Under the FDCPA, the third-party collector may contact the debtor only during reasonable hours and not at work if the debtor’s employer prohibits it. The debtor may write the collector to cease contact, in which case the agency is prohibited from further contact (except to confirm that there will be no further contact). A written denial that money is owed stops the bill collector for thirty days, and he can resume again only after the debtor is sent proof of the debt. Collectors may no longer file suit in remote places, hoping for default judgments; any suit must be filed in a court where the debtor lives or where the underlying contract was signed. The use of harassing and abusive tactics, including false and misleading representations to the debtor and others (e.g., claiming that the collector is an attorney or that the debtor is about to be sued when that is not true), is prohibited. Unless the debtor has given the creditor her cell phone number, calls to cell phones (but not to landlines) are not allowed. 2 In any mailings sent to the debtor, the return address cannot indicate that it is from a debt collection agency (so as to avoid embarrassment from a conspicuous name on the envelope that might be read by third parties).
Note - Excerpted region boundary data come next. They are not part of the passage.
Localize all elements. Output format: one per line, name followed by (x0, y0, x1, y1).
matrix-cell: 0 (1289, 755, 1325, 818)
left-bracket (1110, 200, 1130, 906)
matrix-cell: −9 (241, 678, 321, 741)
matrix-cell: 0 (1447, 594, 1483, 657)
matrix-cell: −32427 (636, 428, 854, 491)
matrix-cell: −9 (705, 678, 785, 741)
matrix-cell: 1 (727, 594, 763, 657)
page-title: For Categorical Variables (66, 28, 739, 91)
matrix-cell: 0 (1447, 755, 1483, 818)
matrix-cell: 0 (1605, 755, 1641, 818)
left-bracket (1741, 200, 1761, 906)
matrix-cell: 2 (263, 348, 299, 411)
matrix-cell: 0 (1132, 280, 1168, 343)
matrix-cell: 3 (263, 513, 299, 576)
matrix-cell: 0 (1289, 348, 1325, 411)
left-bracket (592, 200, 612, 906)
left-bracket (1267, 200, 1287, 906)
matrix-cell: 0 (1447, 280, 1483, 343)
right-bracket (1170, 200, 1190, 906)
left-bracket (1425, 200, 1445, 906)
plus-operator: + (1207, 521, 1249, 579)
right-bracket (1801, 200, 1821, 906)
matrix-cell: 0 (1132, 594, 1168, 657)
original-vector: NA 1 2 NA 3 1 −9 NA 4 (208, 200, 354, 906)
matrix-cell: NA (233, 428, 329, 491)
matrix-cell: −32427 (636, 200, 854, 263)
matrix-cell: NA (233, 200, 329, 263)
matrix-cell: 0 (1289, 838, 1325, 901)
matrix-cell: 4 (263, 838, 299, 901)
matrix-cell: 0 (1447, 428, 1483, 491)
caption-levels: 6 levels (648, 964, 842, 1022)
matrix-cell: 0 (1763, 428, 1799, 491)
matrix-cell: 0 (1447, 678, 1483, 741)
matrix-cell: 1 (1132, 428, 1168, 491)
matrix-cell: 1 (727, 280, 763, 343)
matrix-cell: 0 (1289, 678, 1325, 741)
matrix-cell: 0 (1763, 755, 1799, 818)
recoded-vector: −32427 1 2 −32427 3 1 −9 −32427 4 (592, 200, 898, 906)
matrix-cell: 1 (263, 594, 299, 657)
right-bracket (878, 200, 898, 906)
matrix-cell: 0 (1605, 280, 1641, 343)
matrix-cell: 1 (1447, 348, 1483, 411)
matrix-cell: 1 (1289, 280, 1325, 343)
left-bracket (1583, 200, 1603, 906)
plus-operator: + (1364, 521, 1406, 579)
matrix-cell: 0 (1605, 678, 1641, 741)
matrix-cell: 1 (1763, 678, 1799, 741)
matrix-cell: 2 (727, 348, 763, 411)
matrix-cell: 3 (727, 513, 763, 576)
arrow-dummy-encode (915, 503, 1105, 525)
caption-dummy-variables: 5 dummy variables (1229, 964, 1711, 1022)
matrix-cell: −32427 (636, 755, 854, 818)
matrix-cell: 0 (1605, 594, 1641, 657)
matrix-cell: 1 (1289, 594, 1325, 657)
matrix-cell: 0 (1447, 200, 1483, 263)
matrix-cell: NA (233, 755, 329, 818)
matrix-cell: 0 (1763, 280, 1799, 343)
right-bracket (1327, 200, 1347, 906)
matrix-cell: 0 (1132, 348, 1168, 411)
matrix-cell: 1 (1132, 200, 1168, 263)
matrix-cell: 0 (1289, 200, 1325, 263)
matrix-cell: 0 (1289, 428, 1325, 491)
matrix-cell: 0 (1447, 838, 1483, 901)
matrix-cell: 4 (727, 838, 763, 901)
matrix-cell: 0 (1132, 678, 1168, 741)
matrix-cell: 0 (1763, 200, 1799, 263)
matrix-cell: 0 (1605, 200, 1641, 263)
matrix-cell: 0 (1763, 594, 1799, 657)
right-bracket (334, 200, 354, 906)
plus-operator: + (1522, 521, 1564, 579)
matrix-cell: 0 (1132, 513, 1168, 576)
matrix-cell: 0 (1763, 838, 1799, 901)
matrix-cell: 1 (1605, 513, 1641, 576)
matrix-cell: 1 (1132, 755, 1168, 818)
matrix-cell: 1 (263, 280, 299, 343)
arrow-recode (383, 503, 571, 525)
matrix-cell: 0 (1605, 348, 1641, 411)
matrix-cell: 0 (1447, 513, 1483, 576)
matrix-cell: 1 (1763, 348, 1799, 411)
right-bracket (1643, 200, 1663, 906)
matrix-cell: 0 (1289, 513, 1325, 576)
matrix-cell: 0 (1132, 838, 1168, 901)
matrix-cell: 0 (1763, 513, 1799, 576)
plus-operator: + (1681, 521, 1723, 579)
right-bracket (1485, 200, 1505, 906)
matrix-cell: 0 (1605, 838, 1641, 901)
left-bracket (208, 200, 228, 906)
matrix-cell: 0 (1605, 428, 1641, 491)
Communication with third parties about the debt is not allowed, except when the collector may need to talk to others to trace the debtor’s whereabouts (though the collector may not tell them that the inquiry concerns a debt) or when the collector contacts a debtor’s attorney, if the debtor has an attorney. The federal statute gives debtors the right to sue the collector for damages for violating the statute and for causing such injuries as job loss or harm to reputation.

KEY TAKEAWAY

Several laws regulate practices after consumer credit transactions. The FTC provides consumers with a three-day cooling-off period for some in-home sales, during which time the consumer-purchaser may cancel the sale. The TILA and some state laws also have some cancellation provisions. Billing errors are addressed by the Fair Credit Billing Act, which gives consumers certain rights. Debt collection practices such as garnishment, wage assignments, and confessions of judgment are regulated (and in some states prohibited) by federal and state law. Debt collection practices for third-party debt collectors are constrained by the Fair Debt Collection Practices Act.

EXERCISES

  1. Under what circumstances may a consumer have three days to avoid a contract?
  2. How does the Fair Credit Billing Act resolve the problem that occurs when a consumer disputes a bill and “argues” with a computer about it?
  3. What is the constitutional problem with garnishment as it was often practiced before 1969?
  4. If Joe of Joe’s Garage wants to collect on his own the debts he is owed, he is not constrained by the FDCPA. What limits are there on his debt collection practices?